Re: Motors - another concept for FRC
 

2337 did just that this year. I will try to convince someone from that team to post the experience.

Re: Motors - another concept for FRC
 

2815 did the same thing this year for their drivetrain. Not so much for weight savings as the fact that all four CIMs were tied up in our conveyor and shooter drum system. No issues all season (nor in its several off-season demos) driving on a slick floor, though we did keep cans of compressed air in the pits. I don't think we'd do it like this in a carpet game, but it worked great for the task at hand.

Re: Motors - another concept for FRC
 

i'd take the great weight for if just to get the Reliability of a CIM
fp's are vented, have really bad bushings, and spin at 15,000rpm it's not a good combo for what we do to them

Re: Motors - another concept for FRC
 

Sorry for dragging this up again -- I want to (try to) clarify what I said in an earlier post, using some data.The 12 Volt CIM and FP motors available from AndyMark have different parameters, consistent with their different sizes, weights, and costs:

CIM: 2.22 N-m stall torque, 115 Ampere stall current, 1280 g mass, $28 price
FP: 0.45 N-m stall torque, 70 Ampere stall current, 272 g mass, $13 price

To get about the same torque that is available from a CIM, others have pointed out that the FP can be combined with a 3.67:1 gearbox that has 409 g mass and $98 price.

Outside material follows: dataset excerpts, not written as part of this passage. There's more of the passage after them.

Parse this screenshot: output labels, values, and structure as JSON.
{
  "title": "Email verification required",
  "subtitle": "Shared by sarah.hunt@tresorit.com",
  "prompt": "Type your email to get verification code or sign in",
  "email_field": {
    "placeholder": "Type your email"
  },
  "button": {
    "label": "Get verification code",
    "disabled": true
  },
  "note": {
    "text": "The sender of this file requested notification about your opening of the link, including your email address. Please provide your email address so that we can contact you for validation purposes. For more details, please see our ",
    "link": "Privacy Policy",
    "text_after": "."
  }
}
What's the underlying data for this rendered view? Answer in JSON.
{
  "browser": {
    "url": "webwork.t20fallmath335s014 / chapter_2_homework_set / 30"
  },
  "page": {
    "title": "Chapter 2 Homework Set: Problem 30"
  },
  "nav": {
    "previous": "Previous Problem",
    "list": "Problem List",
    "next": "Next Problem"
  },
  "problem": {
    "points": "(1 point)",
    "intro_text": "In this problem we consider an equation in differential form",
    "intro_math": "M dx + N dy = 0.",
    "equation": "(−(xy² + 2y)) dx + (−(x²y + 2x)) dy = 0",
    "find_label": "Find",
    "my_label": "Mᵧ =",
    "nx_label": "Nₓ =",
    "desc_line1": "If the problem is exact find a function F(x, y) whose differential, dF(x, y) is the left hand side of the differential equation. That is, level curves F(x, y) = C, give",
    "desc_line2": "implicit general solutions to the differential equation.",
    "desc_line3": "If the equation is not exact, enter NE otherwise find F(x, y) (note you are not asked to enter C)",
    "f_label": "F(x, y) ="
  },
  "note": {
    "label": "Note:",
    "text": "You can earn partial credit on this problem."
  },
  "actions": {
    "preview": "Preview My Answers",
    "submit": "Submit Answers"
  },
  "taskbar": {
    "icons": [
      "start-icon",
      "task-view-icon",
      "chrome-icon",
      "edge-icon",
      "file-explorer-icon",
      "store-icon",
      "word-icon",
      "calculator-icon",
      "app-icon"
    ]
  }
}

Rated voltage (V), stall torque (ST), and stall current (SC) can be conveniently combined to give a figure-of-merit that is often called the 'motor constant' and is defined by:

kM = ST / sqrt (V*SC), which has units of torque over the square root of power.

When we use Newton-meter as the torque unit, kM is expressed in Newton-meter per root Watt. Its physical significance lies in the following simple expression for Joule (i.e., I^2 * R) losses in the motor for a given torque:

Pj = (torque / kM)^2

As an example, let's calculate Joule losses in the CIM and FP motors when each is used to drive 35 lbf traction load on a 6" diameter wheel through a 12.75:1 Toughbox. (Note that this loading, while extreme, has very likely been seen in many FRC situations over the past few competition seasons. Maybe not so often in 2009, when traction on the playing surface was limited.)

The specified load corresponds to 105 lbf-in torque at the wheel, and to 8.2 lbf-in torque at the Toughbox input. (Note: for simplicity I am neglecting mechanical losses in gearboxes; this would make conclusions regarding absolute rates of motor heating somewhat optimistic, but will not impact conclusions regarding relative rates of motor heating.)

So in this example the CIM torque is 0.931 Newton-meter (42% of its stall torque) and the FP torque is 0.931 / 3.67 = 0.254 Newton-meter (56% of its stall torque).

Now let's calculate kM for each motor:

CIM: kM = 2.22 / sqrt(12*115) = 0.0598 Newton-meter per root Watt
FP: kM = 0.45 / sqrt(12*70) = 0.0155 Newton-meter per root Watt

From these figures we calculate the Joule losses in each motor at their respective torque loads:

CIM: Pj = (0.931 / 0.0598)^2 = 242 Watt
FP: Pj = (0.254 / 0.0155)^2 = 267 Watt

These losses will cause the motors to heat up. How fast will the each motor's temperature rise? This brings us to Richard's second rule:

Rate of temperature rise is roughly proportional to the ratio of the motor's power losses to its mass. (Note the proportionality will not be the same for motors made of dissimilar materials; however, relatively conventional motors like the ones used in this example are made mostly of steel and copper, so the approximation is valid.) The loss-to-mass ratios in this example are:

CIM: 242 / 1.28 = 189 Watt/kg
FP: 267 / 0.272 = 979 Watt/kg

So the FP will exhibit about 979/189 = 5.17 times the rate of temperature rise. Put another way, if the CIM can take a 35 lbf wheel traction load for 30 seconds before overheating, then the FP can take the same load for about 6 seconds.